If he continues to impress in practices, Moore could earn not only a spot in the starting lineup but also the trust of the No. 2 overall pick out of BYU.

And if that's the case, look out.

Bill Kostroun/Associated Press

Chase may be a generational talent with a built-in rapport with Joe Burrow from their time together at LSU. But he's competing with Tyler Boyd and Tee Higgins for targets with the Cincinnati Bengals.

No. 6 overall pick Waddle not only has to compete with Will Fuller and DeVante Parker on the Miami Dolphins, but he's also playing with a quarterback (Tua Tagovailoa) who was 30th in the NFL in yards per attempt (6.3) last year.

Smith faces a similar dilemma. The No. 10 overall pick should get targets in Philadelphia, but Eagles quarterback Jalen Hurts completed just 52 percent of his passes as a rookie and had a passer rating south of 80.

Toney of the Giants is a raw prospect who's buried at the bottom of a deep receiver room. Bateman will start his NFL career on a Baltimore Ravens team that checked in dead last in pass attempts in 2020.

Is Moore's situation ideal? No. There's a rookie quarterback. Davis will get his share of targets.

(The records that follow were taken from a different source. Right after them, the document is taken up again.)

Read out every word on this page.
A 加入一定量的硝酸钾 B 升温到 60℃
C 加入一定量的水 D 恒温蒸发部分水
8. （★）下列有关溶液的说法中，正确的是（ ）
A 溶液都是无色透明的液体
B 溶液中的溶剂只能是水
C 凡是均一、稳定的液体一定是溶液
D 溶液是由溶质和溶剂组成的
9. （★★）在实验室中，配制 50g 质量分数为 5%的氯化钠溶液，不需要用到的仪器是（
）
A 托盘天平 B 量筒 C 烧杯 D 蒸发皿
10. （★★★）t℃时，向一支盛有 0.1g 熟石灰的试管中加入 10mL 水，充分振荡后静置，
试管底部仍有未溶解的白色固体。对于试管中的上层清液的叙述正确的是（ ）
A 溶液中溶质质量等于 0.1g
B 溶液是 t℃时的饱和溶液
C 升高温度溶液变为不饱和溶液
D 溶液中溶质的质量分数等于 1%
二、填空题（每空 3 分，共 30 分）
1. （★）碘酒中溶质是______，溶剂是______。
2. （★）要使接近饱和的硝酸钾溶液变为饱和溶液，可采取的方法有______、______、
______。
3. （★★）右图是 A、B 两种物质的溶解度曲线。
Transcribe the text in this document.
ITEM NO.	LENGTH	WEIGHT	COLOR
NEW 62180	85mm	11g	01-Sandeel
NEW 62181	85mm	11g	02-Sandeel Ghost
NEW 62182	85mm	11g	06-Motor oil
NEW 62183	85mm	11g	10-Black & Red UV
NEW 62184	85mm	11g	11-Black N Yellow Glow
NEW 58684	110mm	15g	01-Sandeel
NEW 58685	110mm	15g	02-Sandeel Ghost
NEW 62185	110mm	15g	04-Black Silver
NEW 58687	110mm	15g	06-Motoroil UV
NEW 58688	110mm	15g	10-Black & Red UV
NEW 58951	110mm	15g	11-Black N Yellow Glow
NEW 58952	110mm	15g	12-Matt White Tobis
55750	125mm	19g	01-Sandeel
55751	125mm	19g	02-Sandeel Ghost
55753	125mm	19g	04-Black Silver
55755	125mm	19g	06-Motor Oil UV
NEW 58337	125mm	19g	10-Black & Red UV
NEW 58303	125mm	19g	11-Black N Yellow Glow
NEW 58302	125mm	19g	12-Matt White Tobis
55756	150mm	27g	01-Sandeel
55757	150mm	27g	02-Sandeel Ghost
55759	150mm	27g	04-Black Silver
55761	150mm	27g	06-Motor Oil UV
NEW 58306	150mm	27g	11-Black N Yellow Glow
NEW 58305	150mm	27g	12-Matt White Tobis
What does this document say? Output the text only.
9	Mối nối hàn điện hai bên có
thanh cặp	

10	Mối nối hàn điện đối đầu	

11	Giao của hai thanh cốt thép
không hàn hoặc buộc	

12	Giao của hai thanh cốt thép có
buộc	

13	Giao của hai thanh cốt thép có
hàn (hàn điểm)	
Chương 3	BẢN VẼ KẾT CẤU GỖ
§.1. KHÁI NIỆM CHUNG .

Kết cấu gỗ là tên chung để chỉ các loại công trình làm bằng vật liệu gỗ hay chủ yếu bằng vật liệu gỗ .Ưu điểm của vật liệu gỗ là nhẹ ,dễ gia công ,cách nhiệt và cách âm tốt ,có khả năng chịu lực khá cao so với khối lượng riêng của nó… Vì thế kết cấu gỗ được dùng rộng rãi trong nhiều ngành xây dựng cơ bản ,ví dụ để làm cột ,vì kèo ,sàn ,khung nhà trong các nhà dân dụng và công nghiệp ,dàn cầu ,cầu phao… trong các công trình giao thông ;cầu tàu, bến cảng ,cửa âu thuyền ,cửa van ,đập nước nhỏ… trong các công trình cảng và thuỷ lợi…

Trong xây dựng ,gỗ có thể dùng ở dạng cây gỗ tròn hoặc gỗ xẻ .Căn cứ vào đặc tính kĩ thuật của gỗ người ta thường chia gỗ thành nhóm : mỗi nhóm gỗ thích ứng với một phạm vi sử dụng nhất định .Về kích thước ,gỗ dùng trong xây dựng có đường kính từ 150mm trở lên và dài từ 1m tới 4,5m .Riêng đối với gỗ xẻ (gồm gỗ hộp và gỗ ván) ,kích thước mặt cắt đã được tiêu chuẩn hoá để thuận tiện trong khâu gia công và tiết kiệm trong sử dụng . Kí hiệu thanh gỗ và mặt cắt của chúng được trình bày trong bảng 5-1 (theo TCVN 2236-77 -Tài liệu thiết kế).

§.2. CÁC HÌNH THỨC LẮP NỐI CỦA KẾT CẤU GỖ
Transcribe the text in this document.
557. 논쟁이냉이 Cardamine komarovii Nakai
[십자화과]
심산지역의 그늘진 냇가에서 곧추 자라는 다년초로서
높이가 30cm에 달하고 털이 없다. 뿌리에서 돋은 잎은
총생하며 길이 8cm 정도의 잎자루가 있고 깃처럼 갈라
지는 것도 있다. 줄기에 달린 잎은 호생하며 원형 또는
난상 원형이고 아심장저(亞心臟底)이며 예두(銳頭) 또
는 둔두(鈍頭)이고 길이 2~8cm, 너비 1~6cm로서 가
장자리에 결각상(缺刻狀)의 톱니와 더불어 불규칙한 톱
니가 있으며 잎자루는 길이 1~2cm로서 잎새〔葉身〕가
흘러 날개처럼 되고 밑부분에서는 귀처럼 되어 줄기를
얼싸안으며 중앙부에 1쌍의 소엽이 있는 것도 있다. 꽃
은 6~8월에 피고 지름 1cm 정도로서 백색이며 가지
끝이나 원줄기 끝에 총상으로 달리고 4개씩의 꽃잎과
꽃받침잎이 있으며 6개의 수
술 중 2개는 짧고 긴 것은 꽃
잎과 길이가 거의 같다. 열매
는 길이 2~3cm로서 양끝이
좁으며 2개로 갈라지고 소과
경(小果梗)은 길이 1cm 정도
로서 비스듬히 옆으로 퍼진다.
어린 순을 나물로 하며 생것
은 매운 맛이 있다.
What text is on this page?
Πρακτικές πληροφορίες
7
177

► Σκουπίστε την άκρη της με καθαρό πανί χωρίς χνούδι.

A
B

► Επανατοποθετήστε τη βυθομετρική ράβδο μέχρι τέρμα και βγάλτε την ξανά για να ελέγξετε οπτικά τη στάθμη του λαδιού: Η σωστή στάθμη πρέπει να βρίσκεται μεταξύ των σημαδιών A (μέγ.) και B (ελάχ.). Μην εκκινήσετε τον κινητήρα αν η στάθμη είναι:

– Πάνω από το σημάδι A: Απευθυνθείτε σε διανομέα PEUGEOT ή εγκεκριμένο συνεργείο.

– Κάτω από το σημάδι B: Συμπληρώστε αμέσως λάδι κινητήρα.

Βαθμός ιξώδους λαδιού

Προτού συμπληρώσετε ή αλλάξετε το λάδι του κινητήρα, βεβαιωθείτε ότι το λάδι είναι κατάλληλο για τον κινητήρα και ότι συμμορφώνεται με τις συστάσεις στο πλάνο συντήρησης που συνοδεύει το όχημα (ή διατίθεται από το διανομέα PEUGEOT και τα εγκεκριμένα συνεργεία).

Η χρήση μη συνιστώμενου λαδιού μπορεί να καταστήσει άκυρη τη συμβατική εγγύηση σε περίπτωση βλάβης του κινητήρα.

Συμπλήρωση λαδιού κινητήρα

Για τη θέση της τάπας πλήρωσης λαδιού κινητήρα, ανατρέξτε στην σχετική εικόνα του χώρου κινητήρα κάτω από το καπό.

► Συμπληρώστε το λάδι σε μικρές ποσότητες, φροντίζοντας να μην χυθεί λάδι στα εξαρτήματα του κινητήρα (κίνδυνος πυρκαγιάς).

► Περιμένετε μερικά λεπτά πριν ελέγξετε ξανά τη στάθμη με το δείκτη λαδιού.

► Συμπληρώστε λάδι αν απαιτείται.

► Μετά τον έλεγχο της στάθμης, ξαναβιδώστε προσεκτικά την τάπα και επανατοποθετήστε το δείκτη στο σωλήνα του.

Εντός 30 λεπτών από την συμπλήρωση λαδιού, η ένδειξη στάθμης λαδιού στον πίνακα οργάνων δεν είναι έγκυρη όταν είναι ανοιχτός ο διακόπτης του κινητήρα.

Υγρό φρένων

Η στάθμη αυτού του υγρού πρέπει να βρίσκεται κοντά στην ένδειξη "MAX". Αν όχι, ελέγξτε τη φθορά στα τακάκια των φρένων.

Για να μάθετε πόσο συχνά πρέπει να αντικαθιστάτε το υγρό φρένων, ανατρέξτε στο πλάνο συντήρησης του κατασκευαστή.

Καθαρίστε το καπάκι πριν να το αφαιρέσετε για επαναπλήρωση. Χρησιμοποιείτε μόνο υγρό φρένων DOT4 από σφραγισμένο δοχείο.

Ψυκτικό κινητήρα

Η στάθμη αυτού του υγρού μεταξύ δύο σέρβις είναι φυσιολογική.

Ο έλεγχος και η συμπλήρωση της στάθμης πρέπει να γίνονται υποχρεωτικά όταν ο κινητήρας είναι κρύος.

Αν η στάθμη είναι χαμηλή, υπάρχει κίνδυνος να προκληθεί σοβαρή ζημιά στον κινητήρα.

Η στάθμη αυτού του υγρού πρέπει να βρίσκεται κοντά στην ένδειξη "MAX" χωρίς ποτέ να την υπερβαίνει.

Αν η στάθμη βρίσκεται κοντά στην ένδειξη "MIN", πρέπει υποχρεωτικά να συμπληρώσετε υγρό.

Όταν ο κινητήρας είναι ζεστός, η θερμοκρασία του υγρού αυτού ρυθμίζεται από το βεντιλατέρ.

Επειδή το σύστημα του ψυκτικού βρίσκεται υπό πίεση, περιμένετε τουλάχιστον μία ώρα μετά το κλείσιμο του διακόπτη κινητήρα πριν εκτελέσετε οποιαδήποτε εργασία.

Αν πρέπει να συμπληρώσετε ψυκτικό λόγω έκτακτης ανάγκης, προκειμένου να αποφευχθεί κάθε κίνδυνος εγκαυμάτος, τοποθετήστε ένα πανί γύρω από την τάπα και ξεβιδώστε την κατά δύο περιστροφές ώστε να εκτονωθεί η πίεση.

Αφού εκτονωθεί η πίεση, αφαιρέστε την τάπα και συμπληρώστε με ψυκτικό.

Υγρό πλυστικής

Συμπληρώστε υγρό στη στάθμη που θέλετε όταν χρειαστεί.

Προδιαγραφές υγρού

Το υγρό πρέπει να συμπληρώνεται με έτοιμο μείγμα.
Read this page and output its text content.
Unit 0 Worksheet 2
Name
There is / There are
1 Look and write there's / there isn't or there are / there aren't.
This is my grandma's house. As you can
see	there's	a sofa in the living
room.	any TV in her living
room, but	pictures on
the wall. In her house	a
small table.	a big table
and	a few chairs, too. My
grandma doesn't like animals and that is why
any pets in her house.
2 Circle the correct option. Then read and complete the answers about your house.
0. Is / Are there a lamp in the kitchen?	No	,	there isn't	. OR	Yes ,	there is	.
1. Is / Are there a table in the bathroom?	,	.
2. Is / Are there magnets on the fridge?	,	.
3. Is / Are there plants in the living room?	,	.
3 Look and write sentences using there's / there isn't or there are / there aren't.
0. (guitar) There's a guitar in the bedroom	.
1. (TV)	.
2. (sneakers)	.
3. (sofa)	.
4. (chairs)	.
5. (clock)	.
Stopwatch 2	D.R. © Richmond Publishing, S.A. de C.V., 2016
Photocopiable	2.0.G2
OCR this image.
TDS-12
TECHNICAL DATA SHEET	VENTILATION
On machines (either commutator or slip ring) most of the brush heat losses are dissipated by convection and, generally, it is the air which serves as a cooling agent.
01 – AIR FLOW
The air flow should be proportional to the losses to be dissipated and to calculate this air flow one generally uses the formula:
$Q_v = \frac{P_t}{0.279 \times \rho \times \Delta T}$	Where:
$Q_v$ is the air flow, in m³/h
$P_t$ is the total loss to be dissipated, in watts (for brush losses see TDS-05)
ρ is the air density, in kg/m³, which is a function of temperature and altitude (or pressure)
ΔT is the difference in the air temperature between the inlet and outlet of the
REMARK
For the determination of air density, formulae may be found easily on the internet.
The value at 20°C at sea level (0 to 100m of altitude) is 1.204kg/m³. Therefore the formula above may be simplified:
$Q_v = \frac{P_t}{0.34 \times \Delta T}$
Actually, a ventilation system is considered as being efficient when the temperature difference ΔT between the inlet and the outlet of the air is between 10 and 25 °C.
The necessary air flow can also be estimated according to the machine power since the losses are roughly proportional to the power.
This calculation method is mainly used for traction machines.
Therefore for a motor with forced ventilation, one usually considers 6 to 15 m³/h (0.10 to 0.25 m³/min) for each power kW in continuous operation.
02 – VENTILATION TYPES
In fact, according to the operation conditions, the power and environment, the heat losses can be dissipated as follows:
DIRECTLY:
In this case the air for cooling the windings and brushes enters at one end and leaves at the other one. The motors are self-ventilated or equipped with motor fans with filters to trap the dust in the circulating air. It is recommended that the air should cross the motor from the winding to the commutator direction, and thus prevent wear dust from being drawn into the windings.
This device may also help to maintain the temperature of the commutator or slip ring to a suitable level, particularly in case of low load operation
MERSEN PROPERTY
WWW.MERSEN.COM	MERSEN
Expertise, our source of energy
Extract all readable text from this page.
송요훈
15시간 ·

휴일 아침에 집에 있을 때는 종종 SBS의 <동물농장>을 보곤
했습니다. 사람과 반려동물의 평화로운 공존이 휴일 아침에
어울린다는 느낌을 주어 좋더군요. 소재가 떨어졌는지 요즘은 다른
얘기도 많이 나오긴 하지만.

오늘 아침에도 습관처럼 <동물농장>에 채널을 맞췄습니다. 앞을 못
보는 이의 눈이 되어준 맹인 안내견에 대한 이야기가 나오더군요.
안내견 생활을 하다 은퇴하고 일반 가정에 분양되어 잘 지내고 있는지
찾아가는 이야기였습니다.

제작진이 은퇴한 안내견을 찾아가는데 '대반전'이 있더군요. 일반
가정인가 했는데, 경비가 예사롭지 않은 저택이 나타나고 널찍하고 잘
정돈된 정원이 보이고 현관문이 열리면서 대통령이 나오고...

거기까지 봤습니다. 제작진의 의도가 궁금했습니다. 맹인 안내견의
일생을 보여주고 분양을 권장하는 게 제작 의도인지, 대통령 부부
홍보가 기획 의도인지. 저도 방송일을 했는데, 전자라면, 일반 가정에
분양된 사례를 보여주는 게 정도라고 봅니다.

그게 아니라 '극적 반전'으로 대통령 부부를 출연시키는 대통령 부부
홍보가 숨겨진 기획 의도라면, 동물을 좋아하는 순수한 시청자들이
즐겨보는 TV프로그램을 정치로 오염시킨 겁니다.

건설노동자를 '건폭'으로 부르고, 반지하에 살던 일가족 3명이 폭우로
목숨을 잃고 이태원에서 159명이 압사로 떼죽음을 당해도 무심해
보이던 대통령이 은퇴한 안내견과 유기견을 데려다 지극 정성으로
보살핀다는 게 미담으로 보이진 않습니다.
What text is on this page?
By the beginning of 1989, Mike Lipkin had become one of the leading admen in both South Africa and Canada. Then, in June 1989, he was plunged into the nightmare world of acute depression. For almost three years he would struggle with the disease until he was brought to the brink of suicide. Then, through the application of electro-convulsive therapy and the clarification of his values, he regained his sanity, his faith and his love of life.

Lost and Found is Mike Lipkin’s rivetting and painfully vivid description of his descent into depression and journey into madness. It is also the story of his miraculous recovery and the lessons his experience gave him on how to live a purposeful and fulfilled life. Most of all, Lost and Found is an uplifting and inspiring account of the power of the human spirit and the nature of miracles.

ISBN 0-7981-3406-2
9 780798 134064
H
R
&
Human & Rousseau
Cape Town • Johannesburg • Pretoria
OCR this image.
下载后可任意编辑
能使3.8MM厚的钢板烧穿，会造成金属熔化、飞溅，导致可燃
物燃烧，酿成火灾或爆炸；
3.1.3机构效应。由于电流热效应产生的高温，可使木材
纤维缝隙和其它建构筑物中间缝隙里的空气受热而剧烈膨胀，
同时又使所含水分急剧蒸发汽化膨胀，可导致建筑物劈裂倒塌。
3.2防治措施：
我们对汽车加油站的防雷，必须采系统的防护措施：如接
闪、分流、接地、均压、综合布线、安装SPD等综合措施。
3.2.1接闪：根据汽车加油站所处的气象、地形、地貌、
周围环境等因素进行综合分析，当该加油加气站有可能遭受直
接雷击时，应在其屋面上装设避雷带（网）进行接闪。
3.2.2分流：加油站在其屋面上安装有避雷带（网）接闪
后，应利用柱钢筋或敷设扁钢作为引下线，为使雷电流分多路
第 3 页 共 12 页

And Moore would need to displace either Crowder or Mims for a full-time role.

But that can be done, especially if Moore continues to build a rapport with the Jets signal-caller who could be playing from behind quite a bit.

This doesn't mean that three years from now we'll look back at Moore as the best player at his position from the class of 2021. Or that the Bengals, Dolphins and Eagles will ultimately regret taking Chase, Waddle and Smith.

But early indications are that the Jets chose well when they used their second-round pick on Moore.

And there's a real chance he'll outproduce every other rookie receiver in 2021.